When I mention motivation, I’m not talking about posters and gym selfies. Motivation is the purpose that makes practice a priority. Jim made a major life change because the behavior now carried a purpose: enabling romance and demonstrating to his new girlfriend that he cared about her and she could feel safe with him. I am not trying to be glib. There can be many internal obstacles to change, and I’m not suggesting everyone will have a rock bottom or eureka moment and march, unwavering, on the path to lose 100 pounds. Obviously, it’s more complicated than that.
The question is how we move down the path to true motivation. If you’re reading this, you’re probably not a kid playing with a toy golf club, but you can still hop on the motivation train Dr. Erickson outlines and build your reason over time.

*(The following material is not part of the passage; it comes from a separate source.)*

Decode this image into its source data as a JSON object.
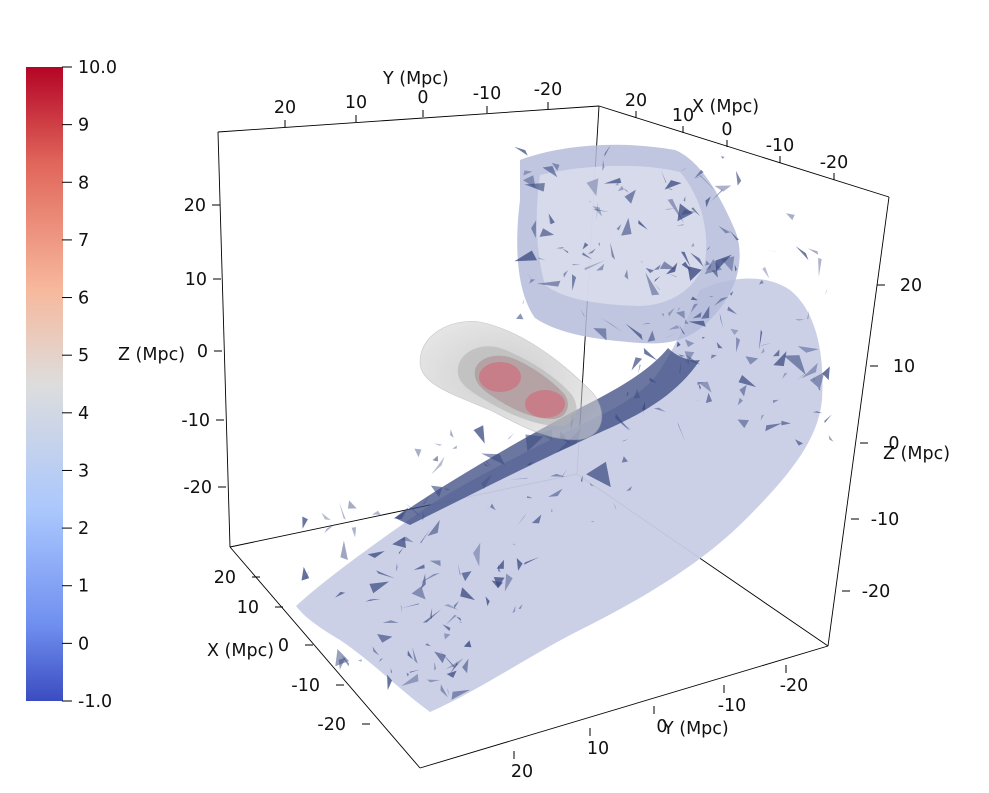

- Start with something you enjoy or, more likely, make what you need to do fun. Fauxtivation may come in handy here—play music you like, litter the wall with posters, lift with your friends, whatever works, but fight to avoid needing these to get to the gym.
- Build a habit and a discipline to carry you through long enough to get past the initial stages and see success. Accountability partners and coaches can help here.
- Identity your reason and make it actionable. Ask yourself: what is important enough to me that I’d skip a beer or some Netflix to go to the gym? As time goes on, expect this reason to change and embrace that change.
- Pay attention to your success. Be mindful in the gym. Notice your technique and celebrate improvements. Track your weight or your pictures in the mirror and celebrate when it moves the way you want. Don’t just check your brain at the door. Soak in the specifics. Be your own coach.
- Occasionally, take moments to reflect on your progress and what you get out of your training.
Once these are in place, you won’t need other people to tell you how to get motivated. You’re already there, and anything else on top of that—the hype songs, the Facebook Live attention, the posters—won’t derail you or distract you from your purpose: your true motivation.
1. Ericsson, K. Anders, Ralf T. Krampe, and Clemens Tesch-Römer. “The role of deliberate practice in the acquisition of expert performance.” Psychological review 100, no. 3 (1993): 363.